For months, police, politicians and residents have asked the same questions.

In a recent interview at police headquarters, Superintendent Eddie Johnson and his second-in-command, First Deputy Superintendent Kevin Navarro, speculated on the rise in homicides. They blamed, in part, a perceived willingness by criminals to settle disputes with guns, and what they say is a failure on the part of the justice system to hold them accountable.

graph

“We used to respond to gang fights in progress … now we respond to shots fired,” Navarro said. “People fought. Now everyone picks up the gun. Just like that.”

Through Dec. 26, 754 people were slain in Chicago compared with 480 during the same period last year, an increase of 57 percent, according to official Police Department statistics. The last time Chicago tallied a similar number of killings was in 1997, when 761 people were slain. Shooting incidents also jumped by 46 percent this year to 3,512 from 2,398, the statistics show.

What’s more, crimes went up by double digits in nearly every major category, including criminal sexual assaults, robberies and thefts.

Month by month, Chicago’s homicide numbers have ticked upward. On cold days and warm days, snowy days and during holiday weekends alike.

Kennedy’s slaying on Aug. 9 in the Rosemoor neighborhood was among the 92 homicides across Chicago that month, the most the city had seen for a single month since July 1993 when there were 99. The weekend immediately before Halloween ended with 59 people shot, 17 fatally, the deadliest weekend of 2016. In November, homicides totaled 77, the worst for that month since 78 in 1994.

The Police Department statistics do not include about an additional 20 killings on area expressways, police-involved shootings, other homicides in which a person was killed in self-defense or death investigations.

Looking back to 1998, when Chicago recorded 704 homicides, the city was in the midst of a homicide decline from more than 900 earlier in the decade. The turn of the millennium saw a bottoming out, with homicides dropping to 453 at the end of 2004 — around the time the Police Department began relying on computerized data to know where to deploy officers where they’re needed the most. The tally rose again somewhat, then went down again in 2014, when the city recorded 416 slayings.

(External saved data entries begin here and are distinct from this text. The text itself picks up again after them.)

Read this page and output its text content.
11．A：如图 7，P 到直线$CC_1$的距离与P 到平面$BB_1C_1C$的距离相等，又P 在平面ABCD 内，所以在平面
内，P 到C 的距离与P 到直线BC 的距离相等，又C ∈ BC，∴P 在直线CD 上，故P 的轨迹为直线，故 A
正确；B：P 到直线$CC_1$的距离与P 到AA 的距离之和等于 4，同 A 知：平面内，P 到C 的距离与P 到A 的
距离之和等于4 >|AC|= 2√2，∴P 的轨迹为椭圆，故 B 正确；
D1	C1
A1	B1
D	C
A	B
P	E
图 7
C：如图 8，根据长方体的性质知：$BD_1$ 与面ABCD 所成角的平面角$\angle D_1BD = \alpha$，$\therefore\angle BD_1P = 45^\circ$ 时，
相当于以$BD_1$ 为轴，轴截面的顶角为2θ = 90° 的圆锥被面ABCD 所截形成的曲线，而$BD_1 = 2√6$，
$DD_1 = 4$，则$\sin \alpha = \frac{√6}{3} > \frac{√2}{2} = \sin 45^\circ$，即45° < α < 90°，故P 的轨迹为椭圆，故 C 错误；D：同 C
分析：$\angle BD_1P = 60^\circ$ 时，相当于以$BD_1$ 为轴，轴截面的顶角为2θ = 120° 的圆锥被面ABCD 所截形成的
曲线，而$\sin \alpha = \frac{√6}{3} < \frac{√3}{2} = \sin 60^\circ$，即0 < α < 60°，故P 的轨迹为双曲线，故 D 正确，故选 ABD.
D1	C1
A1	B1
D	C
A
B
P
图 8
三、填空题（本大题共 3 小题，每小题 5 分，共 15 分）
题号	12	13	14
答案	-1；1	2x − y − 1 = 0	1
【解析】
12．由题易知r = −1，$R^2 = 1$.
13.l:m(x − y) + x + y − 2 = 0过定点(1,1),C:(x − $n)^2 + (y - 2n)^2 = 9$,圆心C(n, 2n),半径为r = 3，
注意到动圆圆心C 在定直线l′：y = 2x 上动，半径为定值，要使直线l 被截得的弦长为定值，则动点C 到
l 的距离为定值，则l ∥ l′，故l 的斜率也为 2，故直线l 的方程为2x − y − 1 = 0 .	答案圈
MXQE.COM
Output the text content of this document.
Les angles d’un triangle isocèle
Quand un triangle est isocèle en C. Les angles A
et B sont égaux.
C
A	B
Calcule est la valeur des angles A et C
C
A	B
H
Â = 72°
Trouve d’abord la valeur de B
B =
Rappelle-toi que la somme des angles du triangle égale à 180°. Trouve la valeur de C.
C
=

As the homicide numbers headed upward this year, crime experts cautioned against making year-to-year comparisons, arguing that long-term trends give a better understanding of how the level of violence in a city has changed over time.

Still, even though it has a lower homicide rate than many U.S. cities with smaller populations, Chicago by far continued to lead the nation in actual number of slayings.

The city’s homicides outpaced New York City and Los Angeles combined, even though their populations far exceed Chicago’s 2.7 million people. According to official statistics through Dec. 18, the most recent publicly available, New York and Los Angeles had a combined 613 homicides, fewer than Chicago’s total. In addition, there were a combined 2,306 shooting victims in the two cities, about half of Chicago’s total.

Crime experts cannot point to any definitive factors for the increases in shootings and homicides in Chicago this year. But some experts have come to one conclusion: Chicago’s dramatic rise in homicides this year is the highest of any major city.

A draft released Thursday of a new study from the University of Chicago Crime Lab noted that of the five largest U.S. cities by population, including New York City, Los Angeles, Philadelphia and Houston, Chicago has seen the largest single-year homicide increase of the last 25 years.

The study also noted that the increase in slayings this year was “sudden and sustained,” with each month recording more homicides than the same months in 2015. But they pointed out that other cities throughout the country have also seen increases in homicides.

“The fact that many other American cities saw homicides increase in 2015 and 2016 suggests that part of what Chicago experienced this past year may not be unique to our city,” according to the study.

The study’s authors were careful to say they could not explain why Chicago’s violence has gone up, though they said weather patterns, declines in finances for social services, and any changes in police response couldn’t be definitively linked to the sudden and dramatic increase. They did note, however, that more homicides were committed with guns in Chicago than other cities.

In 2016, about 91 percent of Chicago’s homicides were committed with a firearm, up from 88 percent last year, the study showed. When you compare that with 1998, the last time Chicago recorded over 700 homicides, about 76 percent of those victims were killed with guns, official Police Department statistics show.

Los Angeles’ homicides committed with guns averaged 72 percent from 2011 to 2015, and 60 percent in New York City, the study noted.

However, Jens Ludwig, a professor of social service administration, law and public policy at the University of Chicago, said that the study could not conclude whether there were actually more guns on Chicago’s streets this year compared with past years.

“There’s no way to know if more guns are flooding into Chicago because there’s no definitive measure of the numbers of guns in Chicago,” said Ludwig, one of the authors of the study.

Police struggle

The year was tumultuous for the Chicago Police Department, as it struggled to contain the rise in violence while also undergoing reforms sparked by the release of 2014 video that showed Officer Jason Van Dyke fatally shooting 17-year-old Laquan McDonald. A torrent of street protests followed.

A wide-ranging civil rights investigation by the U.S. Justice Department into the city’s police practices was launched. Van Dyke was charged with first-degree murder and Mayor Rahm Emanuel fired police Superintendent Garry McCarthy.